エレンがびくりと全身を揺らし、ああ、と身体を跳ねさせ身を捩る。我慢できずに熱い息が漏れた。好きな人に触れられてると思うだけで、エレンの身体は際限なく熱くなっていく。
回した腕で小柄な背中を抱きしめ、だいぶ乱れ始めている彼のシャツを握り締める。まだ少し流れる赤が、真っ白だったシャツを更に汚していくけれど、リヴァイはそんな事よりも目の前の熟れた身体に夢中なようだった。
「エレン…っ」
艶のある声で名前を呼ばれて、エレンの薄いシャツがすぐに託し上げられる。露わになった粒の片方へ、急くようにリヴァイが吸い付き、舌で押しつぶすように転がした。もう片方は指先で引っ掻くようにして弄る。
「…っあ…、はぁ…、んぅ」
自分から、信じられない程甘ったるい声が出た。こんなに全身が熱くなったのは初めてで、エレンはこのまま溶けてしまいそうだと思った。

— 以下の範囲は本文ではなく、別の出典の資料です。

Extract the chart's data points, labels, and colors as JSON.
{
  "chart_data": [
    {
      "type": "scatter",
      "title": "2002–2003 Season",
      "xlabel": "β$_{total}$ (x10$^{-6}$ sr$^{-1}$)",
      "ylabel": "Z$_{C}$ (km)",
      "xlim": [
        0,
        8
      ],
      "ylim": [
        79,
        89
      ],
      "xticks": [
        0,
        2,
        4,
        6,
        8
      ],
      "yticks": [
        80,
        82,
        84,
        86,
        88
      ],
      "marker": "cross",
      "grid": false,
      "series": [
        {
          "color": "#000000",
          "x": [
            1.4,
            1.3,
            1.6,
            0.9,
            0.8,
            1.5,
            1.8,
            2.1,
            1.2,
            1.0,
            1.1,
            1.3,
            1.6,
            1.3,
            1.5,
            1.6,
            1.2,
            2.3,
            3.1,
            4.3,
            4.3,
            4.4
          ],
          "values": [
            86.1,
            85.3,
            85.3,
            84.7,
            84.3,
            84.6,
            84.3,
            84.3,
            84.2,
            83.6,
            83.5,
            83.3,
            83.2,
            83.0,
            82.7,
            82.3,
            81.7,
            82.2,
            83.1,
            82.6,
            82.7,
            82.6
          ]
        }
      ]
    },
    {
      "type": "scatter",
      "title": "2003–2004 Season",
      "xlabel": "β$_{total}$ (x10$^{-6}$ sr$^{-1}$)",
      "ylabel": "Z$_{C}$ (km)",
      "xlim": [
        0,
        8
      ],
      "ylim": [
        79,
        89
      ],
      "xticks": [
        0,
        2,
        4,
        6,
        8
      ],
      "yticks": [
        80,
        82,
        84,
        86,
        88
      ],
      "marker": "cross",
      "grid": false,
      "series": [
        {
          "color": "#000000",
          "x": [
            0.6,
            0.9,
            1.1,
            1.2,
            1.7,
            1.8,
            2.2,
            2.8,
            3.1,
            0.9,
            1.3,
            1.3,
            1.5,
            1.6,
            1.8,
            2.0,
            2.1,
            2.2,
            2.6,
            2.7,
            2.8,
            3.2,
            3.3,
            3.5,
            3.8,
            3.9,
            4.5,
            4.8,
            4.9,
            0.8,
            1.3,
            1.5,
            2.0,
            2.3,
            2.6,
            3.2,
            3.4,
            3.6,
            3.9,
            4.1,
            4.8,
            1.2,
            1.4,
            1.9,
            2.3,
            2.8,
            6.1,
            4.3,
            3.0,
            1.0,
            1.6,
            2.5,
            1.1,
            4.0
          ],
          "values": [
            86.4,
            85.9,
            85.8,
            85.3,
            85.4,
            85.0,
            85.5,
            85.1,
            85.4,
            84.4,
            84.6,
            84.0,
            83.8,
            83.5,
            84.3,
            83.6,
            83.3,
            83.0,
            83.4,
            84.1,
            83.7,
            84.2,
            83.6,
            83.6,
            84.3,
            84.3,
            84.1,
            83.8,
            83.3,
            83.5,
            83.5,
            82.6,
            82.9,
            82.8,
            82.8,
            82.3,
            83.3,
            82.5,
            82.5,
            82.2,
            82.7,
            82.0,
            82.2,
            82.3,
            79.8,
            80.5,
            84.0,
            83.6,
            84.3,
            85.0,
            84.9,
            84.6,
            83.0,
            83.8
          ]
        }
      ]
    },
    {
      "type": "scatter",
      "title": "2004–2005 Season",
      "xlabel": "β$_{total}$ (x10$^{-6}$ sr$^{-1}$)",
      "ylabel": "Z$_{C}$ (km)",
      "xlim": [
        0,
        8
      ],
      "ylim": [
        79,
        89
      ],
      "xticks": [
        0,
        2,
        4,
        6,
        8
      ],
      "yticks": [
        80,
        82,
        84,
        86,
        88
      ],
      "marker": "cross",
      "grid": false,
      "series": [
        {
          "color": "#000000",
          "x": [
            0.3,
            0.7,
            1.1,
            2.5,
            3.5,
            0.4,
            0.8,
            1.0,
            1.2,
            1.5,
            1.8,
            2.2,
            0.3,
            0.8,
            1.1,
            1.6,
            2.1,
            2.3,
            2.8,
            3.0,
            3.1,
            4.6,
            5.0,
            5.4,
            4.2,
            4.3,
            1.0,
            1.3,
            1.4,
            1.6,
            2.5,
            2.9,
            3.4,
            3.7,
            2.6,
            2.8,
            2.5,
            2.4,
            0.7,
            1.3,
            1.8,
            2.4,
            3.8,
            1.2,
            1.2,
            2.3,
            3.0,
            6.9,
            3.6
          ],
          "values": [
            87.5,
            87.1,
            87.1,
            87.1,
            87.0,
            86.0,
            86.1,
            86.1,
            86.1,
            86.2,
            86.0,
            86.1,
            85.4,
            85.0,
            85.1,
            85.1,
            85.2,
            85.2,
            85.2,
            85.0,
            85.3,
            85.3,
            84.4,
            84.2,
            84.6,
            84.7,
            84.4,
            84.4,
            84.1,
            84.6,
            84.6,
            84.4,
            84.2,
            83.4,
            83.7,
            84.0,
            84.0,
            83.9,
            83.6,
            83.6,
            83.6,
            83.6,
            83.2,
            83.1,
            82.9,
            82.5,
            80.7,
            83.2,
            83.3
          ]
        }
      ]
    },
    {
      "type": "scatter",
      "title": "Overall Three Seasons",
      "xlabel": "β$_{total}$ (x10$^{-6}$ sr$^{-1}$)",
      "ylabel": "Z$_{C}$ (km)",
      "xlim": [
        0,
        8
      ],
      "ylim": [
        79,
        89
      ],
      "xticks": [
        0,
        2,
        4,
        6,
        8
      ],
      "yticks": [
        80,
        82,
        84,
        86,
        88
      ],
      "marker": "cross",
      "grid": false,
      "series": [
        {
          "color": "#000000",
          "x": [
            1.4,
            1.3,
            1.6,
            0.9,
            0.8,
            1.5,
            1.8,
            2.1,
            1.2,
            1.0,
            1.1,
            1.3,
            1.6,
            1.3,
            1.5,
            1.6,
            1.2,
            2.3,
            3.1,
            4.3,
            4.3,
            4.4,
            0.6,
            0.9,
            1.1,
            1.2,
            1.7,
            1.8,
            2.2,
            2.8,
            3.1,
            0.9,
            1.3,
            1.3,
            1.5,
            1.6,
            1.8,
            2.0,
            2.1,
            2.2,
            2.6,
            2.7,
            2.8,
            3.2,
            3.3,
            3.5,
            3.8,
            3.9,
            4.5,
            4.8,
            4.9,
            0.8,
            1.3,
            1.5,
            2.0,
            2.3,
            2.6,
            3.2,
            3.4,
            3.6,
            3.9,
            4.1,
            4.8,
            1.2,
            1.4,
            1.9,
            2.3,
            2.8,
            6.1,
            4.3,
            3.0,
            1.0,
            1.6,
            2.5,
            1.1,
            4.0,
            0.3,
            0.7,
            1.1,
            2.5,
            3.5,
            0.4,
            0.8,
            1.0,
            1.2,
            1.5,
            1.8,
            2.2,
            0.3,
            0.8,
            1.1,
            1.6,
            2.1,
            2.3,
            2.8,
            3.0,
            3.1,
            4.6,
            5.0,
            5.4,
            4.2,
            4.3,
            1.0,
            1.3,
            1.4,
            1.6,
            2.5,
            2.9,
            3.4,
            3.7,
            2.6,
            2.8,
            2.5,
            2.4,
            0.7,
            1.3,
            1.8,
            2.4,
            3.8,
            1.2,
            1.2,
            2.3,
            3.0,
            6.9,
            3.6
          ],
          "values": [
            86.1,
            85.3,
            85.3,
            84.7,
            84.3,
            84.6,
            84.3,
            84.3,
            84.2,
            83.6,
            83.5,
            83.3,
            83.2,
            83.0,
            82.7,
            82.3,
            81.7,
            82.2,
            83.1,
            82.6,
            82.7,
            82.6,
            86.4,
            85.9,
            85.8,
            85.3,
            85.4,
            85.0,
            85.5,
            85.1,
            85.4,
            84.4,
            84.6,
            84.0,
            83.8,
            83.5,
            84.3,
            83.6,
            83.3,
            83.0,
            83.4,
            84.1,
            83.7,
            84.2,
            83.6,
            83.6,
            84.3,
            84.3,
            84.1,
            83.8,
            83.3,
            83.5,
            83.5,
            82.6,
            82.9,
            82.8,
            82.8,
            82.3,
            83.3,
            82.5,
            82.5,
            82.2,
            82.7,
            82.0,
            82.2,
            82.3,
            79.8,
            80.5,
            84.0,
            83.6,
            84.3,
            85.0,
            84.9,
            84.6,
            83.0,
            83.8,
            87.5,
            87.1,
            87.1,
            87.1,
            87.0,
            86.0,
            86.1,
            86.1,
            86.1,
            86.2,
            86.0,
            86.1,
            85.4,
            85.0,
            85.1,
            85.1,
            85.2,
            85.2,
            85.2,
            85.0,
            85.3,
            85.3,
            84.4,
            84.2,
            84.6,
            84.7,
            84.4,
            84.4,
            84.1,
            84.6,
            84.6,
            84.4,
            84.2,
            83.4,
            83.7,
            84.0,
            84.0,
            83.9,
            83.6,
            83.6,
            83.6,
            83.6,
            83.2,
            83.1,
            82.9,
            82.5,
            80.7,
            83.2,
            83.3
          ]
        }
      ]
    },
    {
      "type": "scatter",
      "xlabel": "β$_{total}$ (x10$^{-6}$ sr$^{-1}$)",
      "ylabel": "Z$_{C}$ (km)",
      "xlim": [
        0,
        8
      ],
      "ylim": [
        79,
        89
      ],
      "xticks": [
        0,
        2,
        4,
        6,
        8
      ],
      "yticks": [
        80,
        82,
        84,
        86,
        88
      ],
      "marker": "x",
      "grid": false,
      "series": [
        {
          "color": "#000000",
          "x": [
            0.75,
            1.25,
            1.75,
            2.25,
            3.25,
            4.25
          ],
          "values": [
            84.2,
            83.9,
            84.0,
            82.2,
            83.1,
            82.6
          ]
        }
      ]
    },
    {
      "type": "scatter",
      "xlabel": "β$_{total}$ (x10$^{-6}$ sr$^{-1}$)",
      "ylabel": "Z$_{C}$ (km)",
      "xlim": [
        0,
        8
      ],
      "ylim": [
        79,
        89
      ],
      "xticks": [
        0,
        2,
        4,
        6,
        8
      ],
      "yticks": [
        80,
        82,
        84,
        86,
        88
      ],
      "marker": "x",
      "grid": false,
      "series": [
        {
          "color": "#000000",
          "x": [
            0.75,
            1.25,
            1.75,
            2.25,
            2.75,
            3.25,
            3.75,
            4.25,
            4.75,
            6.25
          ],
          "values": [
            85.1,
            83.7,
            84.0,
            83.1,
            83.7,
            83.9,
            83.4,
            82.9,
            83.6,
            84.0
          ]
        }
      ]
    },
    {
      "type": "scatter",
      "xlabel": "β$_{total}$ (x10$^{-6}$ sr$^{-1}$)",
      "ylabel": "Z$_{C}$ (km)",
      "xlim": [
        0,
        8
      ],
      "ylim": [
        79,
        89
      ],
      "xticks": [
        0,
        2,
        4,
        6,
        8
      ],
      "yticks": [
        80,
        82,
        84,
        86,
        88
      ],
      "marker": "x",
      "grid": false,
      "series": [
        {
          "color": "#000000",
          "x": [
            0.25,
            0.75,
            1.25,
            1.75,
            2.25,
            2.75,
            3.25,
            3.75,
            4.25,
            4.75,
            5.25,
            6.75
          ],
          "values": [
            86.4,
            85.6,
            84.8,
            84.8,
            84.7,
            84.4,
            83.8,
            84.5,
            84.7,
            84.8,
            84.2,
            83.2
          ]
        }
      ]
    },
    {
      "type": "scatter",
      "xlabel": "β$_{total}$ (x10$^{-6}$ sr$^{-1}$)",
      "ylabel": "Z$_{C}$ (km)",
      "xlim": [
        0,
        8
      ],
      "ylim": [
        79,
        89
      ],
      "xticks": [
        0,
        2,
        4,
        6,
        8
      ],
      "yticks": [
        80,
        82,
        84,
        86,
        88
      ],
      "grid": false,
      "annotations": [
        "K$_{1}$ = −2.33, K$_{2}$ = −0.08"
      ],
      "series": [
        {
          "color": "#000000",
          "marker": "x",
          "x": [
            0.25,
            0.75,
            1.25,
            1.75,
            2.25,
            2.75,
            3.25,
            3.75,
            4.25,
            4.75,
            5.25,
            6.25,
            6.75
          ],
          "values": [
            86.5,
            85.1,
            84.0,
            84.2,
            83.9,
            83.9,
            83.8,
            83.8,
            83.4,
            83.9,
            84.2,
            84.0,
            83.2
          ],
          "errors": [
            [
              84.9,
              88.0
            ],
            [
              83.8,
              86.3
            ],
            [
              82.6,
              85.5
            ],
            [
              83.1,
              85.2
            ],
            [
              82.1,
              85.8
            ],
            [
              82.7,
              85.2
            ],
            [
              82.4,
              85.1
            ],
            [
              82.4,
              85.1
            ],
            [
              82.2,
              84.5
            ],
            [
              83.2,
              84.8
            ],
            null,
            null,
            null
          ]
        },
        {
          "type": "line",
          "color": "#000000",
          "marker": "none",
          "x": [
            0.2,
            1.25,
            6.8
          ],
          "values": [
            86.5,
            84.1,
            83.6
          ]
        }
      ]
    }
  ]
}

「お前はやっぱり、俺にしがみついて泣いてるのがお似合いだな」
興奮してきたのか、うっとりとした表情のリヴァイがエレンの胸元から顔を見上げる。ふ、と目を細めて笑う彼と、もう瞳をあわせるだけでどうにかなってしまいそうだった。
「俺、兵長とこうしてんのがたまんないです」
あまりの気持ちよさに、吐息と一緒に思わずそう漏らす。
「予想以上だな…お前、」
それに気を良くしたリヴァイに肌を撫でられれば、その逐一に顔が火を吹きそうなくらい熱く反応した。もう募らせた気持ちを吐き出す必要などないのかもしれないけど、こんなに翻弄されてしまっては黙って居られない。

「おれ、」
「…なんだ」
「俺、兵長の事がずっと好きでした」
今はもっと、好きで好きでたまらないです。だから、嬉しい。言わなくても伝わってるのかもしれないけれど、言葉にしたかった。それを聞いたリヴァイは目を見開いたまま、こちらを見つめて硬直している。
その表情を見たエレンが嬉しそうに、はにかんだ。指先にありったけの愛しさを込めて、両手でリヴァイの頬を撫でる。
そうしていたら、ぱちん、とスイッチが切り替わるかのように、彼のその表情が一気に解けていった。

「――おい…!っ、っ、エレン…!」
真っ先に眉間に皺を刻み込んで、リヴァイが頬から耳まで真っ赤に染めていく。こんなに感情を露わにした彼は初めて見た。
「兵長、かわいいですね」
思わず言ってしまったけれど、怒られるだろうか。でも、人類最強と謳われる彼が、自分の言葉に動揺して照れているなんて、愛おしいなんてものじゃない。触れた親指でやわやわと頬を撫でる。
「……役立たずの方が可愛いと言っているだろう」
チッと舌打ちが聞こえて、キスが降ってきた。もう何回、口付けたのだろうか、重ねる度に甘くなっていくのが嬉しい。
「今はじめて聞きましたよ」
彼も同じように想いを募らせてきたのだろう。

自分に向けられてる暖かい愛情が愛おしくて、
胸がきゅっとなって、また涙がでた。



それからのエレンは、暴走したリヴァイに夜通し泣かされ続けて、嫌がるどころか恥ずかしい事に、散々喜んでしまったらしい。
初めて知る彼に普段の乱暴さは全然感じられなくて、触れる指先はずっと優しかったのを覚えてる。
結果、とても満たされて、気持ち良くなってしまって、お互いにこのまましばらく溢れるのを、止められそうに無いのだ。

…まぁ、止める理由も、無いのだけれど。

後日血まみれのシーツとお互いの服を一緒に洗濯していたら、何故か嬉々としたハンジに一日中問い詰められた。
慌てふためくエレンの姿が兵団中の話題になったのは、言うまでもない。